Consumer price inflation has been the headline generator over the past year, and fears and uncertainty related to CPI have boiled over into fears of a recession, especially if the Federal Reserve goes overboard with rate hikes.
However, after all is said and done, cooler heads should prevail, and investors will realize that real estate is among the best asset classes to own in an inflationary environment.
This brings me to Brixmor Property Group (NYSE:BRX), which remains overlooked by the market despite its large size and strong metrics. In this article, I highlight why BRX is an undervalued gem for potentially strong investor returns.

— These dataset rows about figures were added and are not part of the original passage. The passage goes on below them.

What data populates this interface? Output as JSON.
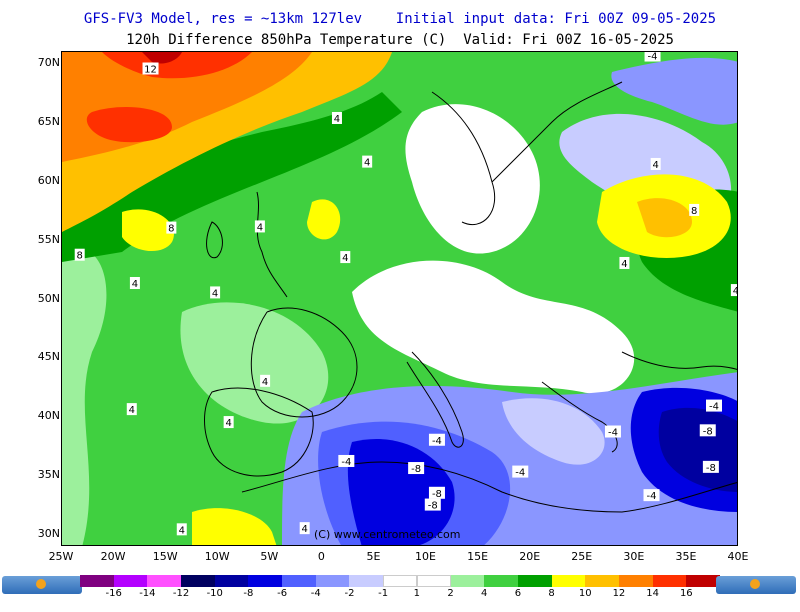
{
  "header": {
    "line1": "GFS-FV3 Model, res = ~13km 127lev    Initial input data: Fri 00Z 09-05-2025",
    "line2": "120h Difference 850hPa Temperature (C)  Valid: Fri 00Z 16-05-2025"
  },
  "map": {
    "lat_labels": [
      "70N",
      "65N",
      "60N",
      "55N",
      "50N",
      "45N",
      "40N",
      "35N",
      "30N"
    ],
    "lon_labels": [
      "25W",
      "20W",
      "15W",
      "10W",
      "5W",
      "0",
      "5E",
      "10E",
      "15E",
      "20E",
      "25E",
      "30E",
      "35E",
      "40E"
    ],
    "copyright": "(C) www.centrometeo.com",
    "contour_labels": [
      {
        "text": "12",
        "lon": -16.5,
        "lat": 69.6
      },
      {
        "text": "4",
        "lon": 1.4,
        "lat": 65.4
      },
      {
        "text": "4",
        "lon": 4.3,
        "lat": 61.7
      },
      {
        "text": "4",
        "lon": -18,
        "lat": 51.4
      },
      {
        "text": "4",
        "lon": -10.3,
        "lat": 50.6
      },
      {
        "text": "8",
        "lon": -14.5,
        "lat": 56.1
      },
      {
        "text": "8",
        "lon": -23.3,
        "lat": 53.8
      },
      {
        "text": "4",
        "lon": -6,
        "lat": 56.2
      },
      {
        "text": "4",
        "lon": 2.2,
        "lat": 53.6
      },
      {
        "text": "4",
        "lon": -18.3,
        "lat": 40.7
      },
      {
        "text": "4",
        "lon": -5.5,
        "lat": 43.1
      },
      {
        "text": "4",
        "lon": -9,
        "lat": 39.6
      },
      {
        "text": "4",
        "lon": -13.5,
        "lat": 30.5
      },
      {
        "text": "4",
        "lon": -1.7,
        "lat": 30.6
      },
      {
        "text": "-4",
        "lon": 31.7,
        "lat": 70.7
      },
      {
        "text": "4",
        "lon": 32,
        "lat": 61.5
      },
      {
        "text": "8",
        "lon": 35.7,
        "lat": 57.6
      },
      {
        "text": "4",
        "lon": 29,
        "lat": 53.1
      },
      {
        "text": "4",
        "lon": 39.7,
        "lat": 50.8
      },
      {
        "text": "-4",
        "lon": 11,
        "lat": 38.1
      },
      {
        "text": "-4",
        "lon": 2.3,
        "lat": 36.3
      },
      {
        "text": "-8",
        "lon": 9.0,
        "lat": 35.7
      },
      {
        "text": "-4",
        "lon": 19.0,
        "lat": 35.4
      },
      {
        "text": "-8",
        "lon": 11.0,
        "lat": 33.6
      },
      {
        "text": "-8",
        "lon": 10.6,
        "lat": 32.6
      },
      {
        "text": "-4",
        "lon": 27.9,
        "lat": 38.8
      },
      {
        "text": "-4",
        "lon": 31.6,
        "lat": 33.4
      },
      {
        "text": "-4",
        "lon": 37.6,
        "lat": 41.0
      },
      {
        "text": "-8",
        "lon": 41.2,
        "lat": 41.4
      },
      {
        "text": "-8",
        "lon": 37.0,
        "lat": 38.9
      },
      {
        "text": "-8",
        "lon": 37.3,
        "lat": 35.8
      }
    ]
  },
  "legend": {
    "colors": [
      "#7f0080",
      "#b400ff",
      "#ff50ff",
      "#000060",
      "#0000a0",
      "#0000e0",
      "#5060ff",
      "#8a96ff",
      "#c8ccff",
      "#ffffff",
      "#ffffff",
      "#9cf09c",
      "#40d040",
      "#00a000",
      "#ffff00",
      "#ffc000",
      "#ff8000",
      "#ff3000",
      "#c00000"
    ],
    "labels": [
      "-16",
      "-14",
      "-12",
      "-10",
      "-8",
      "-6",
      "-4",
      "-2",
      "-1",
      "1",
      "2",
      "4",
      "6",
      "8",
      "10",
      "12",
      "14",
      "16"
    ],
    "logo_text": "centrometeo"
  }
}
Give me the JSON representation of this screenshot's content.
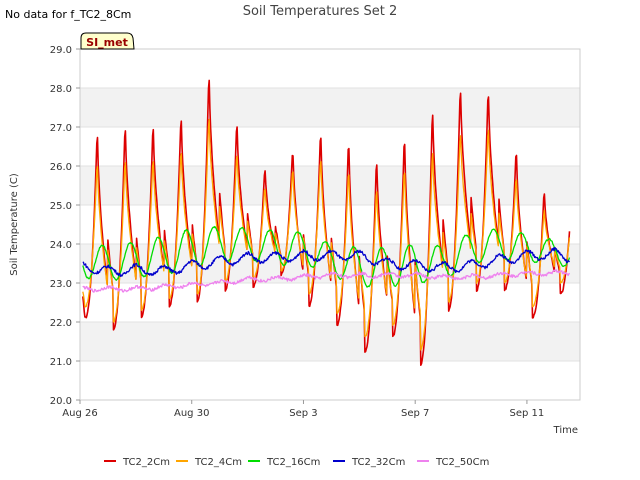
{
  "no_data_text": "No data for f_TC2_8Cm",
  "badge": {
    "label": "SI_met",
    "fill": "#ffffcc",
    "text_color": "#990000"
  },
  "chart_data": {
    "type": "line",
    "title": "Soil Temperatures Set 2",
    "xlabel": "Time",
    "ylabel": "Soil Temperature (C)",
    "ylim": [
      20.0,
      29.0
    ],
    "yticks": [
      "20.0",
      "21.0",
      "22.0",
      "23.0",
      "24.0",
      "25.0",
      "26.0",
      "27.0",
      "28.0",
      "29.0"
    ],
    "xlim_days": [
      0,
      17.9
    ],
    "xticks": [
      {
        "label": "Aug 26",
        "day": 0
      },
      {
        "label": "Aug 30",
        "day": 4
      },
      {
        "label": "Sep 3",
        "day": 8
      },
      {
        "label": "Sep 7",
        "day": 12
      },
      {
        "label": "Sep 11",
        "day": 16
      }
    ],
    "grid": "horizontal alternating bands",
    "legend_position": "bottom",
    "series": [
      {
        "name": "TC2_2Cm",
        "color": "#dd0000",
        "width": 1.6,
        "base": [
          23.0,
          23.1,
          23.2,
          23.1,
          23.2,
          23.3,
          23.4,
          23.4,
          23.6,
          23.5,
          23.4,
          23.3,
          23.4,
          23.3,
          23.6,
          23.8,
          23.9,
          24.1,
          23.8
        ],
        "peak": [
          27.1,
          27.3,
          27.3,
          27.5,
          28.6,
          27.3,
          26.1,
          26.6,
          27.1,
          26.9,
          26.4,
          27.0,
          27.7,
          28.3,
          28.2,
          26.6,
          25.5
        ],
        "trough": [
          22.1,
          21.8,
          22.1,
          22.4,
          22.5,
          22.8,
          22.9,
          23.2,
          22.4,
          21.9,
          21.2,
          21.6,
          20.9,
          22.3,
          22.8,
          22.8,
          22.1,
          22.7
        ],
        "amp": 0,
        "jitter": 0.03
      },
      {
        "name": "TC2_4Cm",
        "color": "#ffa500",
        "width": 1.3,
        "base": [
          23.0,
          23.1,
          23.2,
          23.1,
          23.2,
          23.3,
          23.4,
          23.4,
          23.6,
          23.5,
          23.4,
          23.3,
          23.4,
          23.3,
          23.6,
          23.8,
          23.9,
          24.1,
          23.8
        ],
        "peak": [
          26.3,
          26.4,
          26.4,
          26.6,
          27.5,
          26.5,
          25.6,
          26.1,
          26.4,
          26.1,
          25.6,
          26.2,
          26.6,
          27.1,
          27.2,
          25.9,
          25.0
        ],
        "trough": [
          22.4,
          22.0,
          22.3,
          22.6,
          22.7,
          23.0,
          23.1,
          23.3,
          22.7,
          22.2,
          21.6,
          21.9,
          21.3,
          22.5,
          23.0,
          23.0,
          22.4,
          23.0
        ],
        "amp": 0,
        "jitter": 0.03
      },
      {
        "name": "TC2_16Cm",
        "color": "#00dd00",
        "width": 1.3,
        "base": [
          23.6,
          23.5,
          23.6,
          23.7,
          23.9,
          24.0,
          24.0,
          23.9,
          23.9,
          23.6,
          23.4,
          23.4,
          23.5,
          23.5,
          23.9,
          24.0,
          23.9,
          23.8,
          23.6
        ],
        "amp": [
          0.45,
          0.45,
          0.45,
          0.5,
          0.5,
          0.45,
          0.4,
          0.45,
          0.4,
          0.4,
          0.5,
          0.5,
          0.5,
          0.45,
          0.4,
          0.4,
          0.35,
          0.3,
          0.3
        ],
        "phase": 0.55,
        "jitter": 0.02
      },
      {
        "name": "TC2_32Cm",
        "color": "#0000cc",
        "width": 1.3,
        "base": [
          23.45,
          23.3,
          23.35,
          23.3,
          23.45,
          23.55,
          23.65,
          23.65,
          23.7,
          23.7,
          23.7,
          23.5,
          23.45,
          23.4,
          23.45,
          23.6,
          23.7,
          23.75,
          23.55
        ],
        "amp": 0.12,
        "phase": 0.75,
        "jitter": 0.04
      },
      {
        "name": "TC2_50Cm",
        "color": "#ee82ee",
        "width": 1.3,
        "base": [
          22.85,
          22.85,
          22.85,
          22.9,
          22.95,
          23.0,
          23.1,
          23.1,
          23.15,
          23.2,
          23.2,
          23.2,
          23.2,
          23.15,
          23.15,
          23.2,
          23.25,
          23.25,
          23.3
        ],
        "amp": 0.05,
        "phase": 0.8,
        "jitter": 0.04
      }
    ]
  }
}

Brixmor Property is one of the largest shopping center REITs in America, owning and operating a high-quality portfolio of 378 retail centers covering 67 million square feet. Its properties are well-located and spread throughout 116 communities, and are diversified across over 5,000 national, regional, and local tenants.
BRX’s open air shopping centers are generally well-located in high traffic areas. Over 70% of BRX’s centers are grocery anchored, making them essential to the communities they serve. As shown below, BRX’s top 10 tenant roster is comprised of a number of top grocer and retailer names, including TJX (TJX), Kroger (KR), Dollar Tree (DLTR), Publix, Ross Stores (ROST), and Whole Foods ( AMZN).
Meanwhile, BRX’s portfolio operating metrics are strong, with an overall 93% leased rate during the third quarter. This includes anchor occupancy of 95% and small shop occupancy of 89% (a record high), representing a 110 basis point sequential improvement. Generally, small shop occupancy of 85% is considered to be a healthy level.
Moreover, BRX is seeing respectable same property NOI growth of 3.6% driven by strong demand from existing and new tenants. This is reflected by 1.7 million square feet of new and renewal leases, with a blended rent spread of 14%, including a very strong rent spread of 32% on new leases, representing a record for the company.
Management is also actively recycling capital, completing $29 million of dispositions in the last reported quarter and stabilizing $46 million of reinvestment projects at an attractive average incremental NOI yield of 8%. Also encouraging, BRX has $400 million in remaining development pipeline that’s expected to generate an even higher average incremental NOI yield of 9%.
BRX also maintains an overall healthy BBB- credit rating with positive outlook from S&P, setting it up for a potential upgrade to BBB. I also carry an overall safe net debt to adjusted EBITDA ratio of 6.4x and have a strong fixed charge coverage ratio of 4.1x. 100% of BRX’s annual base rent is unencumbered by mortgages and 96% of BRX’s debt is fixed rate with a low weighted average interest rate of 3.7%.
As shown below, BRX has $1.3 billion worth of liquidity and its debt maturities are well staggered, with no maturities until 2024.
This sets up BRX to take advantage of opportunities down the road, as management anticipates higher leveraged private market owners to be forced to sell when their debt maturities hit in the coming quarters. This was highlighted during the last conference call:
From an investment standpoint, we continued our pause on acquisitions. Keeping our power drives, we believe there will be compelling opportunities in the coming quarters as private less well capitalized landlords struggle with upcoming debt maturities and cash flow constraints. With that said, even in this more challenging capital markets environment, we’ve continued to find some liquidity to sell smaller non-core assets at opportunistic values with over $110 million in sales transactions completed during and subsequent to the end of the quarter.
Notably, BRX raised its dividend by 8.3% recently, and the new quarterly rate of $0.26 is very well protected by a 53% payout ratio, based on Q3 FFO per share of $0.49. Finally, I find BRX to be appealing at the current price of $23 with a forward P/FFO of 11.8.
BRX appears to be undervalued considering the very strong tenant demand that it is seeing and the incremental growth that it could see from its development pipeline. I believe it would be reasonable for BRX to trade at a P/FFO of at least 13x, translating to potential for total returns in the mid-teens.
BRX is an underfollowed and undervalued large shopping center REIT that’s demonstrating strong tenant demand. Its portfolio operating metrics are strong, with record small shop occupancy, and it has a meaningful development pipeline with attractive incremental NOI potential.
Finally, BRX pays a very well covered dividend, setting it up for continued dividend raises. As such, investors may want to consider BRX as a good way to hedge against inflation and earn potentially strong long-term returns.